If you spend any time on the Osirium website (or any PAM vendor for that matter), you’ll soon start drowning in jargon and acronyms that are, at best, tricky while many are just confusing.
I’ve had several requests for a PAM FAQ (see, can’t help but use TLAs 🙂 ) and I’ll get to that at some point, but I thought I might as well just start collecting some thoughts together and ask for contributions. It won’t be a final or comprehensive list, so I’ll come back and update this list over time.
Before I start: There will be plenty of people that won’t like my definitions, or will actively disagree with them. That’s OK. I’ll take it on the chin and try to learn. I may ignore comments, but mostly I hope I’ll be learning.
PAM is the most common short version of Privileged Access Management. The short description might be taking control of administrator and similar valuable user or application credentials (i.e., usually, usernames and passwords). Find out more at https://osirium.com/pam.
Most devices, services and applications have users with more permissions than normal. Typically, they may be able to create or delete other users, change permissions, access personally identifiable data and much more. These are powerful accounts and should only be used by staff with the right experience and training. If the credentials for these accounts are compromised, they are the dream rewards for an attacker as they can be used to move around the network and access valuable resources and data. A modern PAM solution like Osirium’s PxM Platform includes a secure password vault, session recording, analytics, flexible integrations for credential injection and much more. As security tools need administrator access to keep systems safe, Privileged Access Management (PAM) has to be a critical part of any cybersecurity strategy.
PPA, also known as Privileged Process Automation, is a new breed of process automation used by IT infrastructure and operations teams to automate cross-system processes. The automation is wrapped in a great user experience so that complex operations that need privileged account credentials can be delegated to first-line help desk engineers or even to end-users.
Privileged Process Automation, known as PPA, is a powerful tool for IT infrastructure and operations teams to automate complex repetitive tasks. Robotic Process Automation (RPA) has had some success in automating relatively simple but highly repetitive business processes. However, they aren’t appropriate for more complex tasks as seen in IT teams or where an element of human review, decision-making and confirmation are needed. When all admins are overworked, the opportunity to automate and safely delegate repetitive tasks is better for end-users and lets admins get on with more interesting work. For more information, see https://osirium.com/ppa.

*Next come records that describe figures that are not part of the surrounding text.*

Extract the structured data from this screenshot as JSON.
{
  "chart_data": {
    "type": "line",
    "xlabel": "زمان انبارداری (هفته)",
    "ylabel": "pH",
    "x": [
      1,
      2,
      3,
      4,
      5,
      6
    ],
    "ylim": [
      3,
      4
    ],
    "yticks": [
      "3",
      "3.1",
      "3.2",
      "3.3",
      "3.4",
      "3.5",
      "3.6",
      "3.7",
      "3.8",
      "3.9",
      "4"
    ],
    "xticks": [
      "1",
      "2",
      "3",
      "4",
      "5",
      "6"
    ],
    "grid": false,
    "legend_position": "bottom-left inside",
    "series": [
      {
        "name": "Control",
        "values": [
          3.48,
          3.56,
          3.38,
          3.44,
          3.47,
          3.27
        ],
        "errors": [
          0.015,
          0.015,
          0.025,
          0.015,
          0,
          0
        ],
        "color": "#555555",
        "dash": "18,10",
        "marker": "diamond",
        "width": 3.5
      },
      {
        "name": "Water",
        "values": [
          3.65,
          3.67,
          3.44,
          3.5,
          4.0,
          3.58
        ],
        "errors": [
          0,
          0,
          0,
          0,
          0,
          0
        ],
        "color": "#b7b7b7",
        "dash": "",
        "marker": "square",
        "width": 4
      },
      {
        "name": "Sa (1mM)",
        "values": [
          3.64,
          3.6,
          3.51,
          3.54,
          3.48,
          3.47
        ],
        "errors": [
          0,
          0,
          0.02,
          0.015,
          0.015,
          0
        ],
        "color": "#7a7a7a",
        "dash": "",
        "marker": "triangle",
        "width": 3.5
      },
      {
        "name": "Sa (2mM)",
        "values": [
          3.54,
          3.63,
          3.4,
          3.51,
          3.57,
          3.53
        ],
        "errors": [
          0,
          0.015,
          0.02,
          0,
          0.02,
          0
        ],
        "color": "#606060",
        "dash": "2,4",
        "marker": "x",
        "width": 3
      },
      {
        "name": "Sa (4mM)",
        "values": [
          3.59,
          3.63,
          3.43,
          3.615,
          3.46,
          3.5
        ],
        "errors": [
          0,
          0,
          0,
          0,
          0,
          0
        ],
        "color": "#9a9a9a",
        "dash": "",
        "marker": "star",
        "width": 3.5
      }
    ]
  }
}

PEM, also known as Privileged Endpoint Management, is Osirium’s solution for removing local administrator accounts from Windows computers without slowing down end-users while also reducing the load on IT help desks.
Privileged Endpoint Management (PEM) allows approved applications to be run with elevated privileges, what would typically be by using the “Run as Administrator” option on an applications context menu. Importantly, the privileges of the application are elevated without exposing valuable administrator credentials or having to call the IT help desk. Find out more at https://osirium.com/pem.
Privileged Access Security, or PAS, is Osirium’s solution that takes a holistic view of managing privileged accounts and automation. It includes PAM to protect shared devices and services, PPA for secure IT operations automation and PEM for managing privileged application execution on endpoints.
These acronyms, and others, are all variations of the capabilities of a modern PAM solution like Osirium’s PxM Platform. They stand for a variety of features including Privileged Access Session Management, Privileged Elevation and Delegation Management, Superuser Privileged Management, Shared Account Password Management.
IAM, or Identity Access Management, deals with users identifying who they are. It may include multi-factor authentication and password lifecycle management (e.g. rules for password rotation, complexity, creation and deletion etc.) It’s distinguished from PAM because it only deals with “who” the user is, not the “what” they’re able to do. An earlier blog is an excellent discussion of the topic.
Identity Governance & Administration (IGA) is closely related to IAM but often includes more tools for controlling password lifecycles.
These are short forms of Enterprise Credential Vault and Enterprise Password Vault. As the name suggests, they are essentially password stores which can be useful but, just like IAM, aren’t a solution for managing Privileged Accounts.